Dans un premier temps, listez toutes vos craintes associées à ce départ, qu’elles soient émotionnelles, financières, organisationnelles, etc. Vous pouvez faire un tableau à deux colonnes, avec d’un côté les impacts négatifs que nous craignez, et de l’autre les impacts positifs que vous imaginez. Nous nous concentrerons ici sur les impacts négatifs afin de vous y préparer au mieux.

Clé n°1. Gérer l’annonce du départ

Nous constatons tous les jours qu’annoncer son départ aux proches est redouté. Peur de leur réaction, peur de leur incompréhension, honte associée à la situation si vous n’êtes pas à l’initiative du départ… La peur réside dans le jugement des autres : « que vont penser mes parents, mes beaux-parents ? », « que vont penser mes amis ? », « que vont penser mes enfants ? ». Il est judicieux de bien choisir le moment de l’annonce. Est-ce moins effrayant pour vous de leur annoncer avant le départ ou une fois sorti.e de l’entreprise (en mode, c’est fait, pas de retour en arrière en possible) ? Réfléchissez donc au moment le plus opportun pour vous et pour eux en termes de réceptivité.

Par amour ou amitié, les proches ont souvent peur lorsque l’on quitte un travail que l’on a de longue date : « Pourquoi ? », « Mais tu as beaucoup d’avantages dans cette entreprise », « En ce moment ??? Alors que c’est la crise ? ». Cette peur n’est pas malveillante. Ils vous veulent du bien et craignent que vous ne fassiez une erreur et que vous soyez moins bien dans « l’après ».  En règle générale, ils n’en font pas toute une montagne lorsqu’il s’agit de partir pour retrouver un poste similaire dans une autre entreprise. Autrement dit, lorsque seul l’environnement de travail change.

Leur réaction est plus compliquée lorsque l’on décide de changer de cœur de métier dans le cadre d’une reconversion : « Mais que vas-tu faire ? ».  Soyez vigilant(e) : leur réaction peut vite vous polluer, et devenir toxique ou angoissante. Notre conseil : pour les personnes dont vous anticipez ce type de réaction, ne leur parlez de votre départ que lorsque vous aurez identifié la suite, c’est-à-dire lorsque vous aurez un projet professionnel assez défini dont vous pourrez leur expliquer les tenants et aboutissants. Cela ne les empêchera pas de s’inquiéter, mais cela pourra réduire l’impact de l’annonce.

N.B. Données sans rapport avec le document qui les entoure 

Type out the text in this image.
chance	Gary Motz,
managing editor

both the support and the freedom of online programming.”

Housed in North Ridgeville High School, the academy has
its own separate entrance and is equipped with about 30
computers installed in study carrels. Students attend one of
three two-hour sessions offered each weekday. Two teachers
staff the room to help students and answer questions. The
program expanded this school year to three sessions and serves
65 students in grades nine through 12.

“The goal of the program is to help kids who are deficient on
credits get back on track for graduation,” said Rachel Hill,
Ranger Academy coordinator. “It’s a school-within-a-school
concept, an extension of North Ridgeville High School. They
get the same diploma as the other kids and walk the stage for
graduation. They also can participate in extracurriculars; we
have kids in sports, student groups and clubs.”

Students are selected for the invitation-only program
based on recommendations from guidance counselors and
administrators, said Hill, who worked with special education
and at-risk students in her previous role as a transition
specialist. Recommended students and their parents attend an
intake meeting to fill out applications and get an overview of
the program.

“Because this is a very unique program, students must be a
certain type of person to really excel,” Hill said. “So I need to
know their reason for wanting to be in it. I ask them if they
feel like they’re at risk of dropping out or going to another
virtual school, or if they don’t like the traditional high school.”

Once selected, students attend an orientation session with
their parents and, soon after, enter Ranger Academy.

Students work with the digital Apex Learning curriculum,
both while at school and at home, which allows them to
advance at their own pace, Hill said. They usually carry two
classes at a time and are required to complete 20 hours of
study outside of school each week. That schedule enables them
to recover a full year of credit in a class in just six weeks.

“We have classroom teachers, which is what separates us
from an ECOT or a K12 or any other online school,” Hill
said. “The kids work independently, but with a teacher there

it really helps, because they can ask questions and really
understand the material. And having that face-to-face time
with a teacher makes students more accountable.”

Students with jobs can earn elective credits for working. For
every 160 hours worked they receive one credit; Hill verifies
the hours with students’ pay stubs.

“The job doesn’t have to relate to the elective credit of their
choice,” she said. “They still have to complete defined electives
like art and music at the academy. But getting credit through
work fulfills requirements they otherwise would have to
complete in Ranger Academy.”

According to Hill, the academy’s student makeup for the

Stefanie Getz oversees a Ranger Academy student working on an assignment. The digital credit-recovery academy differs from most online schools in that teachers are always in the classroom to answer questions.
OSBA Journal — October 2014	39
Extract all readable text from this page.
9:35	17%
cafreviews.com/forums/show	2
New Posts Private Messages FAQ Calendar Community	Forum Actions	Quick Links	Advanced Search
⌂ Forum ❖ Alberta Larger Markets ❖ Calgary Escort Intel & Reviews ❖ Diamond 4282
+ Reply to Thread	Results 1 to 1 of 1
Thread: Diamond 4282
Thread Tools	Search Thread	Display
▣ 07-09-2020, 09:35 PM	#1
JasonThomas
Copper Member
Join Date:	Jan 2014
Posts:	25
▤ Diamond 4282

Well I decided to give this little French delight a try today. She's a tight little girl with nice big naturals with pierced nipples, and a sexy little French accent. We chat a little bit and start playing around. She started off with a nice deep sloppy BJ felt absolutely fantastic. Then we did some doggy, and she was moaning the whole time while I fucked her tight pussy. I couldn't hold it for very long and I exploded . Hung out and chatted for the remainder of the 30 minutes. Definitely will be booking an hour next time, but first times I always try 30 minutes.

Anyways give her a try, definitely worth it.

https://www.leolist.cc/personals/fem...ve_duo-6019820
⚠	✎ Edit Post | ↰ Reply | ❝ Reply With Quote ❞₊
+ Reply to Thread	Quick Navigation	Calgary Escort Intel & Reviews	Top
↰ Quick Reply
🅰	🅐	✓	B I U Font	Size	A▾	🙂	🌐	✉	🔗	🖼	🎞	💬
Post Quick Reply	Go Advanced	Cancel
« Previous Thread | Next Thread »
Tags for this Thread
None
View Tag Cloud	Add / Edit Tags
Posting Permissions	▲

Clé n°2. Gérer sa réaction pré-départ

Certains s’inquiètent de voir leur engagement diminué quelques semaines ou mois avant leur départ. Normal : on a déjà un pied dedans/un pied dehors. Le fait de se sentir moins investi est tout à fait normal : vous ne vous projetez plus dans le futur avec cette entreprise, il va donc être compliqué pour vous de travailler sur les dossiers stratégiques ou long terme, qui nécessitent la projection d’un avenir « ensemble ». En revanche, soigner sa passation est une étape qui aide à gérer psychologiquement cette phase de pré-départ. Participer au recrutement de la personne qui vous va remplacer, classer vos dossiers pour que tout soit en ordre pour celui ou celle reprenant la suite, passer du temps à former cette personne et à prévenir/préparer tous vos interlocuteurs, sont des actions importantes qui vous permettent de préparer sereinement votre sortie, en anticipant déjà « l’après-vous ». Cela vous permettra de vous sentir aligné.e, en ayant tenu votre poste jusqu’au bout, y compris dans sa transition. Pour garder la motivation, pensez cette étape comme un moment de clôture important, une sorte de finalisation de vos années d’investissement dans cette structure avant de marquer le point final à votre collaboration.

D’autres, au contraire, ont peur de ne pas pouvoir lâcher une fois partis et de continuer à répondre aux différentes sollicitations. De la même manière, bien préparer la transition avec la personne qui va reprendre vos dossiers vous permettra ainsi de lâcher doucement la bride, pour éviter une rupture brutale avec le quotidien opérationnel, à la fois pour vous mais aussi pour vos collaborateurs ou interlocuteurs.

Clé n°3. Gérer la rupture affective   

Quitter une entreprise où l’on a passé des années se fait rarement sans une pointe de tristesse. Même si c’est rarement le sentiment dominant (surtout quand le départ est souhaité : joie et soulagement sont bien présents !), elle s’invite néanmoins très souvent lors des derniers moments. En effet, quand on passe de nombreuses années au sein d’une organisation, on y tisse des liens et parfois de profondes amitiés. Un attachement se crée, que ce soit aux personnes que vous côtoyez au bureau, à l’organisation elle-même ou même à votre lieu de travail. Le départ revêt alors une dimension affective qu’il ne faut pas négliger.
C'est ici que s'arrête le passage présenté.